Matt Lea, product manager at software company Eleco, says that by using social networking sites the company has reached out to a new demographic. ‘We have found a different target audience by using Twitter, for example, as users tend to be younger. This has led to a 10 to 20 per cent increase in sales, which we can attribute directly to social media.’

But for Lea, traditional marketing tools are still crucial to maintaining its core customer base. ‘We have a lot of customers who tend to be older, high-income bracket earners, and they are coming to us from a ‘pen and paper’ background so for us it’s very important to still be in that space. We don’t want to get carried away and leave our core audience behind.’

SMEs tune in to social media

More than half of small businesses use sites such as Facebook and Twitter to promote themselves, research finds.

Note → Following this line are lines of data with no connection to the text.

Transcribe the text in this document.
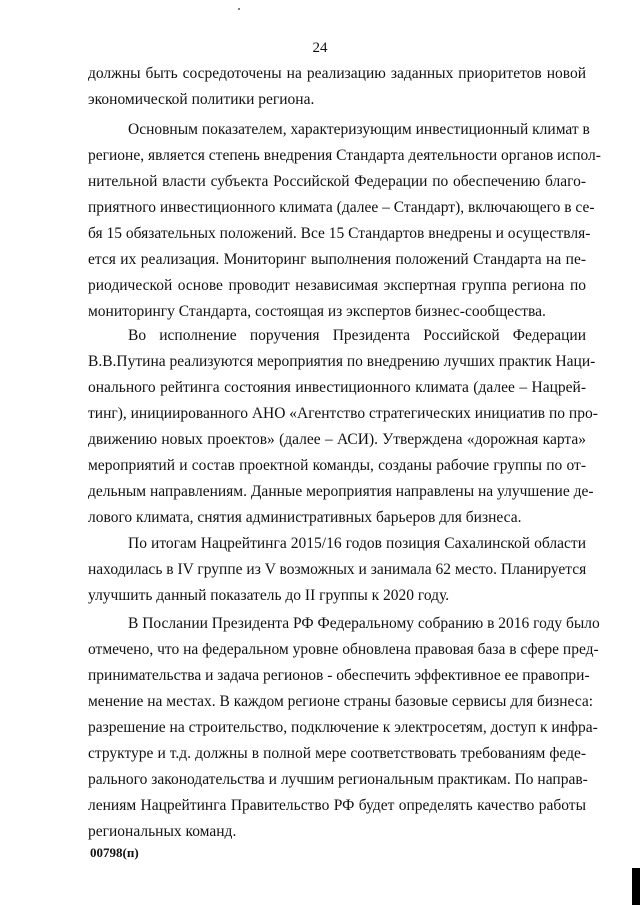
24
должны быть сосредоточены на реализацию заданных приоритетов новой
экономической политики региона.
Основным показателем, характеризующим инвестиционный климат в
регионе, является степень внедрения Стандарта деятельности органов испол-
нительной власти субъекта Российской Федерации по обеспечению благо-
приятного инвестиционного климата (далее – Стандарт), включающего в се-
бя 15 обязательных положений. Все 15 Стандартов внедрены и осуществля-
ется их реализация. Мониторинг выполнения положений Стандарта на пе-
риодической основе проводит независимая экспертная группа региона по
мониторингу Стандарта, состоящая из экспертов бизнес-сообщества.
Во исполнение поручения Президента Российской Федерации
В.В.Путина реализуются мероприятия по внедрению лучших практик Наци-
онального рейтинга состояния инвестиционного климата (далее – Нацрей-
тинг), инициированного АНО «Агентство стратегических инициатив по про-
движению новых проектов» (далее – АСИ). Утверждена «дорожная карта»
мероприятий и состав проектной команды, созданы рабочие группы по от-
дельным направлениям. Данные мероприятия направлены на улучшение де-
лового климата, снятия административных барьеров для бизнеса.
По итогам Нацрейтинга 2015/16 годов позиция Сахалинской области
находилась в IV группе из V возможных и занимала 62 место. Планируется
улучшить данный показатель до II группы к 2020 году.
В Послании Президента РФ Федеральному собранию в 2016 году было
отмечено, что на федеральном уровне обновлена правовая база в сфере пред-
принимательства и задача регионов - обеспечить эффективное ее правопри-
менение на местах. В каждом регионе страны базовые сервисы для бизнеса:
разрешение на строительство, подключение к электросетям, доступ к инфра-
структуре и т.д. должны в полной мере соответствовать требованиям феде-
рального законодательства и лучшим региональным практикам. По направ-
лениям Нацрейтинга Правительство РФ будет определять качество работы
региональных команд.
00798(п)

According to a study of 269 companies conducted by PR services firm Daryl Wilcox Publishing, 54 per cent of small and medium sized businesses (SMEs) surveyed use social media for marketing purposes.

Almost three quarters of respondents use LinkedIn, with 64 per cent using Facebook and 63 per cent on Twitter.

A quarter of companies who use social media update the sites every few days and 17 per cent update weekly.

However, most companies’ use of social media is infrequent, with more than half posting updates less often.

Of the firms that don’t use social media, 35 per cent blame a lack of time, 31 per cent say their customers don’t use it and a quarter report that they don’t understand it.

Daryl Wilcox, founder of Daryl Wilcox Publishing, says: ‘The number of companies participating in social media on a daily basis shows the growing importance of this marketing channel.’